Hommage à Louise Ruet (1913-1997) Paul
Grizard |
"La" ouise, cantatrice et femme de coeur
Du plus loin qu'on se
souvienne, Louise a toujours chanté. Elle tenait cela de son
père épicier. D'ailleurs, toute la famille Ruet
chantait. Devenue cantatrice à Radio Paris, la petite
provinciale n'eut pas la chance de "percer" à Paname, la
guerre et la rudesse de la vie saccageant ses ambitions. Mais
à Lyon, la radio l'accueillit longtemps, pour des concerts que
chacun en beaujolais, écoutait religieusement. Toute sa vie
fut pétrie de musique, en leçons de chant,
accompagnements, mais aussi formations chorales au service de la
cause beaujolaise. La première
fut lancée en 1948 sous l'appellation "les Garçons".
Chemise blanche, pantalon noir, les jeunes du village
rassemblés pour l'occasion travaillaient dur sous la houlette
de Louise qui avait pour ambition d'approcher la qualité
vocale des Compagnons de la Chanson. Albert Collonge n'a
rien oublié du respect "énorme" que les Garçons
trimballaient pour Louise Ruet, même s'ils la chahutaient
allègrement. De cette jolie aventure, reste notamment un
disque en quatre titres, remis aux Garçons, lors de la
soirée de dissolution du groupe au restaurant "le Goutillon".
Une auberge d'excellente réputation, soit dit en passant, dont
Louise et Jeanne tenaient les rênes avec maestria, leurs
talents conjugués ne se limitant pas aux octaves de l'une,
à la peinture (très sensible) de l'autre... Le restaurant servit
aux heures creuses de salle de répèt' pour le second
groupe constitué plus tard, celui des Pomponnettes.
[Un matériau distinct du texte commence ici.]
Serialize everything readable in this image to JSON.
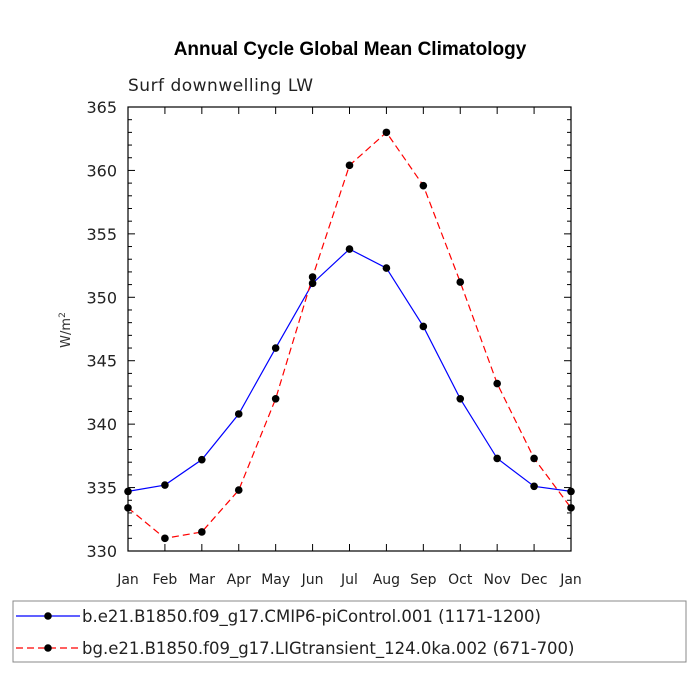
{
  "chart_data": {
    "type": "line",
    "title": "Annual Cycle Global Mean Climatology",
    "subtitle": "Surf downwelling LW",
    "ylabel": "W/m",
    "ylabel_superscript": "2",
    "ylim": [
      330,
      365
    ],
    "yticks": [
      330,
      335,
      340,
      345,
      350,
      355,
      360,
      365
    ],
    "categories": [
      "Jan",
      "Feb",
      "Mar",
      "Apr",
      "May",
      "Jun",
      "Jul",
      "Aug",
      "Sep",
      "Oct",
      "Nov",
      "Dec",
      "Jan"
    ],
    "grid": false,
    "legend_position": "bottom",
    "series": [
      {
        "name": "b.e21.B1850.f09_g17.CMIP6-piControl.001 (1171-1200)",
        "color": "#0000ff",
        "line_style": "solid",
        "values": [
          334.7,
          335.2,
          337.2,
          340.8,
          346.0,
          351.1,
          353.8,
          352.3,
          347.7,
          342.0,
          337.3,
          335.1,
          334.7
        ]
      },
      {
        "name": "bg.e21.B1850.f09_g17.LIGtransient_124.0ka.002 (671-700)",
        "color": "#ff0000",
        "line_style": "dashed",
        "values": [
          333.4,
          331.0,
          331.5,
          334.8,
          342.0,
          351.6,
          360.4,
          363.0,
          358.8,
          351.2,
          343.2,
          337.3,
          333.4
        ]
      }
    ]
  }
}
J'en ai
fait partie dès l'origine, avec Christiane et Gisèle
Bonnamour, Mireille Lacombe, Gabriel Gennetier. Une sacrée
histoire de plus ! Il faut dire que c'était l'année du
premier pas sur la lune, et une belle époque pour l'AEP
Saint-Lager. On y chantait beaucoup, J'entraînais la troupe et
les jeunes, et... je demandais pas mal de conseils à Louise,
pour ne pas me rater. Elle acceptait d'ailleurs volontiers de nous
aider, mais quand sa visite était annoncée à la
salle Saint Pierre, je préférais prévenir. Mieux
valait se tenir à carreaux et à la partition ! C'est
comme cela qu'un jour, elle me demanda si l'on ne pouvait pas
préparer des chansons beaujolaises. Elle aimait transmettre,
elle avait sans doute envie de revivre l'aventure d'une formation
chorale. Les volontaires de l'AEP ont dit d'accord. C'était
parti. Et ce fut
extrêmement sérieux. Au Goutillon, nous devions
être à l'heure, ne pas manquer un entraînement.
Louise était au piano, et nos voix enregistrées au
magnétophone. Le hic, ce fut le premier nom donné au
groupe. Elle nous avait baptisés "les Cirrhoses", mais
ça n'a pas plu du tout à l'interprofession beaujolaise
qui a envoyé un courrier nous sommant de changer
d'appellation. Louise était furieuse ! "C'est sans doute
qu'ils doivent l'avoir, la cirrhose" ruminait-elle. On a donc
été bombardés "Pomponnettes". Pendant cinq ou
six ans, nous avons travaillé, "exporté" les chansons
du terroir en France, en Belgique et bien entendu dans les animations
du pays. Nos tenues réglementaires, c'était jupe rouge
à liseré blanc et corsage noir pour les filles,
pantalon vert sombre, chemise blanche et gilet rouge pour les hommes.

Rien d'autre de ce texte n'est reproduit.